`ppoll(2)` is a C library function you call. On glibc, depending on which implementation you hit on your architecture, the `ppoll` call will segfault before the syscall if you call it with bogus timeout or sigmask pointers, as glibc is dereferencing them.
> That's why you use sigaction(2) to register signal handlers --- your callback gets both a siginfo_t and a ucontext_t you can use to figure out whether your segfault came from a region of code you know about or some other random thing going wrong in your process.
It is true that you could try to figure out whether the faulting address is within a range you thought belonged to a particular thing, but I don't see any reason or benefit. However, this is fragile: Distinguishing between a page fault from a corrupt program state and a page fault in a valid program depends on the program state (specifically, inspecting memory that is likely foo), which in turn makes the output undefined. You won't get false negatives, but will get false positives.

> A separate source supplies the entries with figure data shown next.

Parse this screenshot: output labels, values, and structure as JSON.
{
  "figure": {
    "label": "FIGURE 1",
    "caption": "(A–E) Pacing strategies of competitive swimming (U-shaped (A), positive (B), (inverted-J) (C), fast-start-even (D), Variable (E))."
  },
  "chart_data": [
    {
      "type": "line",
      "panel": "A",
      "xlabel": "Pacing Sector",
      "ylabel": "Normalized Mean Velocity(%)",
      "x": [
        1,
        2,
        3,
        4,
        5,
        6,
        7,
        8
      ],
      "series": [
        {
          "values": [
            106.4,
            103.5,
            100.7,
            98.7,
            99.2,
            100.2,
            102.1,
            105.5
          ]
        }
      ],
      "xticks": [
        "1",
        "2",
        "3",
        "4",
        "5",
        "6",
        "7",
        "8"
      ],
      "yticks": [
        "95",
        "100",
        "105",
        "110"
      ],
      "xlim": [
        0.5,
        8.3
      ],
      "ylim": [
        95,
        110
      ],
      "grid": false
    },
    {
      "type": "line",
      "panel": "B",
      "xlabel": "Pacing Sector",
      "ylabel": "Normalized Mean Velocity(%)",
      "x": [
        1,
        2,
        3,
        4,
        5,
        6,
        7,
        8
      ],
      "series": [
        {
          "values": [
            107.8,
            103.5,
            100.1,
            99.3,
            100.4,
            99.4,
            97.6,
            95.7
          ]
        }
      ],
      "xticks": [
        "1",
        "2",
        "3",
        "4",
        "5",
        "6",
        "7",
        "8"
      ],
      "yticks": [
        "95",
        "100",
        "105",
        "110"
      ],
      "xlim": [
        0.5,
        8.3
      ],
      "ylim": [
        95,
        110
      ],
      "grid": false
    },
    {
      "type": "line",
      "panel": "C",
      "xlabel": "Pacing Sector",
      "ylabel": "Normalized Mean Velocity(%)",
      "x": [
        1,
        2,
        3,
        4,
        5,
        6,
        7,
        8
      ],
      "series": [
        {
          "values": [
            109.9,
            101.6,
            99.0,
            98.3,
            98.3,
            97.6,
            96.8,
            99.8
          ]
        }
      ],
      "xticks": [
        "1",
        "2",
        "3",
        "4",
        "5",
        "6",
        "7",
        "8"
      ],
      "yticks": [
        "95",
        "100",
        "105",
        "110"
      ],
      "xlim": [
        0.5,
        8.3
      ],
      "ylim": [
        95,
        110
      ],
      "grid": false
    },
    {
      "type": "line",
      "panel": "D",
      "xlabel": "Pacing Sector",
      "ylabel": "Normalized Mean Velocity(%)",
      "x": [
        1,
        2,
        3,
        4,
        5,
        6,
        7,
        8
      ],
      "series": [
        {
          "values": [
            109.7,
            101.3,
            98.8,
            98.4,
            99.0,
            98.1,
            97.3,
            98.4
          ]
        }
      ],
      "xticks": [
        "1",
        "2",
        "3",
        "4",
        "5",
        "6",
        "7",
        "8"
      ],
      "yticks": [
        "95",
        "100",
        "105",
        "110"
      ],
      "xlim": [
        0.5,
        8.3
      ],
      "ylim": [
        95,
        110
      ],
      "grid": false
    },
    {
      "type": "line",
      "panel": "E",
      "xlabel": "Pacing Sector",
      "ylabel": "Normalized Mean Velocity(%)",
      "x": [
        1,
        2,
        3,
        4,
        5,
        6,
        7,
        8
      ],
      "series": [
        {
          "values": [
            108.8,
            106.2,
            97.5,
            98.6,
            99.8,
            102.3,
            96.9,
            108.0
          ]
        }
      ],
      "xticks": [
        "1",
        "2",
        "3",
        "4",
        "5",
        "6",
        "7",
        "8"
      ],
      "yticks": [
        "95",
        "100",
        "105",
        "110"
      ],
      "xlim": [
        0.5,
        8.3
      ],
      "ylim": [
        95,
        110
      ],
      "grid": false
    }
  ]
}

You could also try to establish a list of all program counter values (PIE/PIC caveats), and check if the signal originated from near those, but... Ugh.
Now, any other signal I could level with you, but not SIGSEGV. Not until I see some code where it's truly justified: a real, tangible benefit that can only be obtained in this fashion, justifying all the gymnastics and (in my opinion) nastiness of trying to handle a signal that should never be handled in the first place (not even for crash dumps, they're always worse than a proper core).